Rabu, 13 April 2016

Film/Novel

Ehmmmm, saya tipe orang yang agak tidak suka kalau novel, cerpen atau apapun diadaptasi menjadi film atau sinetron. Menurut saya jauh dari harapan. Tapi saya menghargai kreativitas sutradara dalam mengadopsinya. Beliau juga memilki imajinasi yang berbeda kan? Kenapa bisa begitu? Saya tidak tahu. Tapi ketika novel dibuat menjadi film, saya merasakan spiritnya kurang. Ada beberapa hal yang g tersampaikan lewat film. Makanya, saya lebih memilih membaca. Tapi, namanya orang kan beragam ya. Ada orang yang lebih menyukai filmnya daripada bukunya karena  dia lebih mudah menangkap makna daripada membaca. Itu artinya, pengarang ingin agar semua lapisan masyarakat bisa menikmati filmnya menjangkau semua kalangan tanpa terkecuali. Jadi mengakomodasi yang tidak suka membaca. Kan resiko dari membaca itu banyak sekali, salah satunya ngantuk.
Yah, semua orang kan berbeda. Udah belajar kecerdasan majemuk to?

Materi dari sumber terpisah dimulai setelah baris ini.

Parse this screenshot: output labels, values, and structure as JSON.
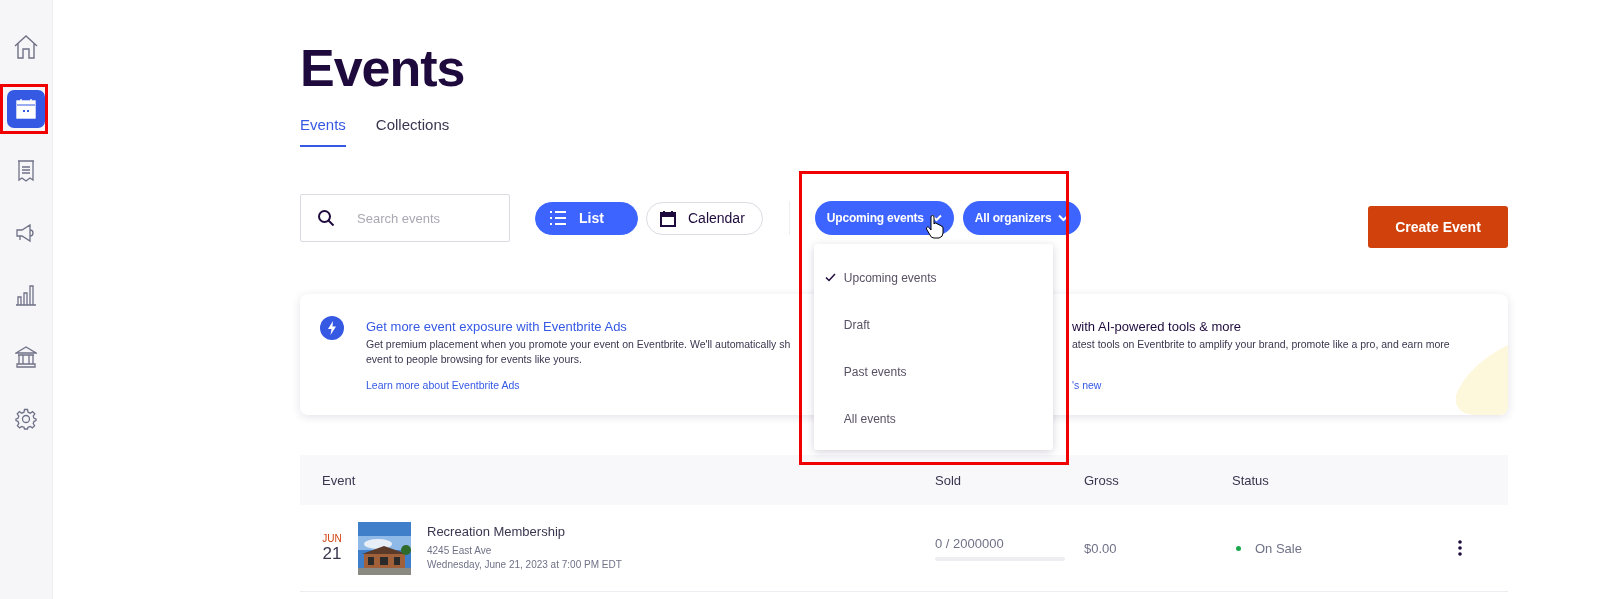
{
  "sidebar": {
    "items": [
      {
        "kind": "home",
        "selected": false
      },
      {
        "kind": "calendar",
        "selected": true
      },
      {
        "kind": "receipt",
        "selected": false
      },
      {
        "kind": "megaphone",
        "selected": false
      },
      {
        "kind": "chart",
        "selected": false
      },
      {
        "kind": "bank",
        "selected": false
      },
      {
        "kind": "gear",
        "selected": false
      }
    ]
  },
  "title": "Events",
  "tabs": [
    {
      "label": "Events",
      "selected": true
    },
    {
      "label": "Collections",
      "selected": false
    }
  ],
  "search": {
    "placeholder": "Search events"
  },
  "view_toggle": [
    {
      "label": "List",
      "kind": "list",
      "selected": true
    },
    {
      "label": "Calendar",
      "kind": "calendar",
      "selected": false
    }
  ],
  "filters": [
    {
      "label": "Upcoming events",
      "expanded": true
    },
    {
      "label": "All organizers",
      "expanded": false
    }
  ],
  "filter_menu": [
    {
      "label": "Upcoming events",
      "selected": true
    },
    {
      "label": "Draft",
      "selected": false
    },
    {
      "label": "Past events",
      "selected": false
    },
    {
      "label": "All events",
      "selected": false
    }
  ],
  "create_button": "Create Event",
  "promos": [
    {
      "title": "Get more event exposure with Eventbrite Ads",
      "lines": [
        "Get premium placement when you promote your event on Eventbrite. We'll automatically sh",
        "event to people browsing for events like yours."
      ],
      "link": "Learn more about Eventbrite Ads"
    },
    {
      "title": "with AI-powered tools & more",
      "lines": [
        "atest tools on Eventbrite to amplify your brand, promote like a pro, and earn more"
      ],
      "link": "'s new"
    }
  ],
  "table": {
    "columns": [
      "Event",
      "Sold",
      "Gross",
      "Status"
    ],
    "rows": [
      {
        "month": "JUN",
        "day": "21",
        "name": "Recreation Membership",
        "address": "4245 East Ave",
        "datetime": "Wednesday, June 21, 2023 at 7:00 PM EDT",
        "sold": "0 / 2000000",
        "level": 0,
        "gross": "$0.00",
        "status": "On Sale",
        "color": "#1aa64a"
      }
    ]
  }
}
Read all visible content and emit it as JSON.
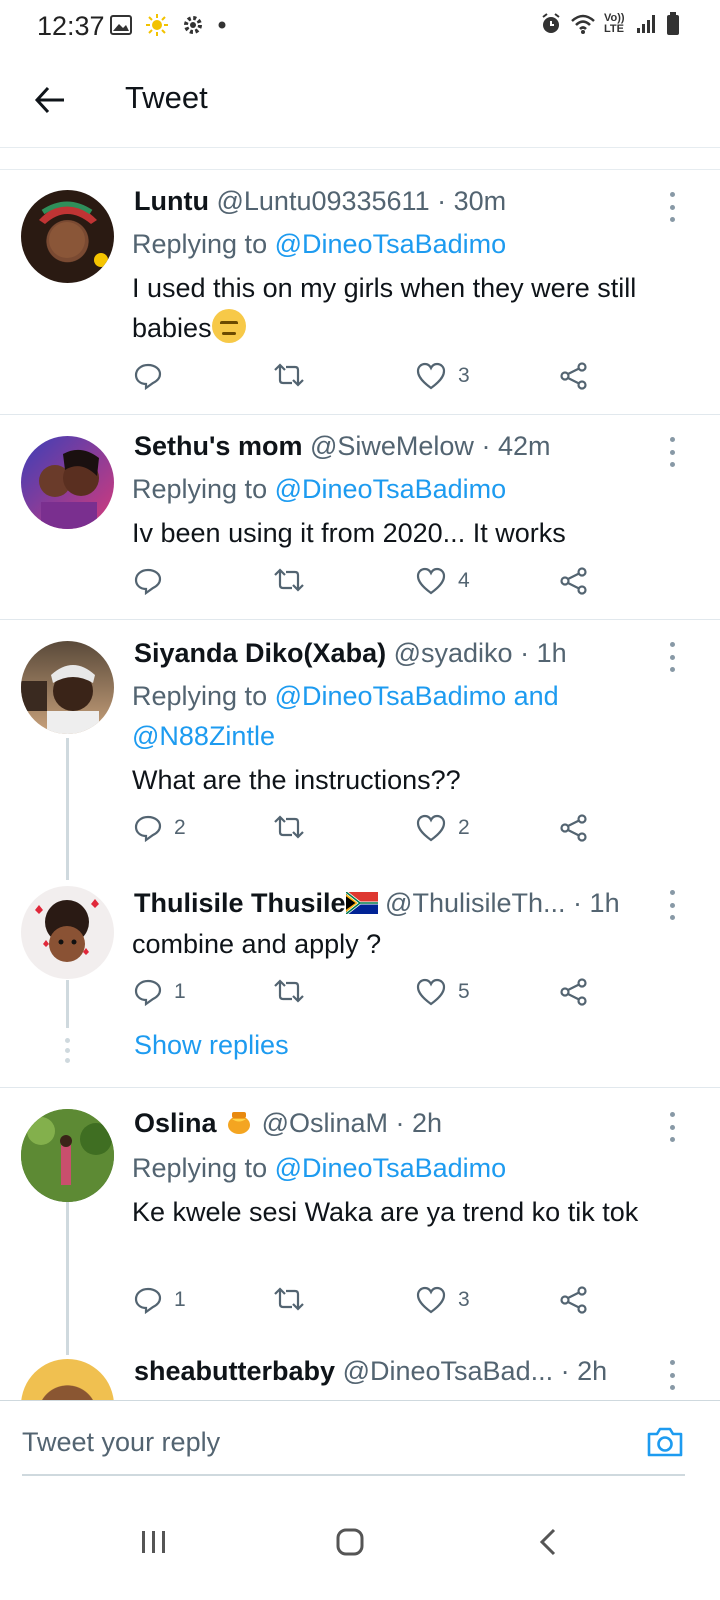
{
  "status_bar": {
    "time": "12:37",
    "network_label": "Vo)) LTE"
  },
  "header": {
    "title": "Tweet"
  },
  "tweets": [
    {
      "name": "Luntu",
      "handle": "@Luntu09335611",
      "time": "30m",
      "replying_label": "Replying to",
      "mentions": "@DineoTsaBadimo",
      "body": "I used this on my girls when they were still babies",
      "reply_count": "",
      "like_count": "3"
    },
    {
      "name": "Sethu's mom",
      "handle": "@SiweMelow",
      "time": "42m",
      "replying_label": "Replying to",
      "mentions": "@DineoTsaBadimo",
      "body": "Iv been using it from 2020... It works",
      "reply_count": "",
      "like_count": "4"
    },
    {
      "name": "Siyanda Diko(Xaba)",
      "handle": "@syadiko",
      "time": "1h",
      "replying_label": "Replying to",
      "mentions": "@DineoTsaBadimo and",
      "mentions_line2": "@N88Zintle",
      "body": "What are the instructions??",
      "reply_count": "2",
      "like_count": "2"
    },
    {
      "name": "Thulisile Thusile",
      "handle": "@ThulisileTh...",
      "time": "1h",
      "body": "combine and apply ?",
      "reply_count": "1",
      "like_count": "5"
    },
    {
      "name": "Oslina",
      "handle": "@OslinaM",
      "time": "2h",
      "replying_label": "Replying to",
      "mentions": "@DineoTsaBadimo",
      "body": "Ke kwele sesi Waka are ya trend ko tik tok",
      "reply_count": "1",
      "like_count": "3"
    },
    {
      "name": "sheabutterbaby",
      "handle": "@DineoTsaBad...",
      "time": "2h"
    }
  ],
  "show_replies_label": "Show replies",
  "compose": {
    "placeholder": "Tweet your reply"
  },
  "colors": {
    "accent": "#1d9bf0",
    "secondary_text": "#536471",
    "divider": "#e1e8ed"
  }
}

Yah, begitulah. Ada yang lebih nyambung melalui film, ada yang g. Seperti bisa kita lihat, Ayat-Ayat Cinta. Ada yang berbeda antara novel dan filmnya. Tapi tetap bagus kok, bahkan, saya nonton filmnya dahulu daripada baca novelnya. Ini juga cukup mengganggu saya sebenarnya. Kenapa? Karena, ketika saya membaca novelnya, sosok Fakhri terbayang-bayang Ferdi Nuril, trus Aisha oleh Rianti Cartwright. Padahal, setelah membaca novelnya. Bener-bener keren itu novel. Banyak cewek pengen dapat suami seperti fakhri yang sempurna  banget.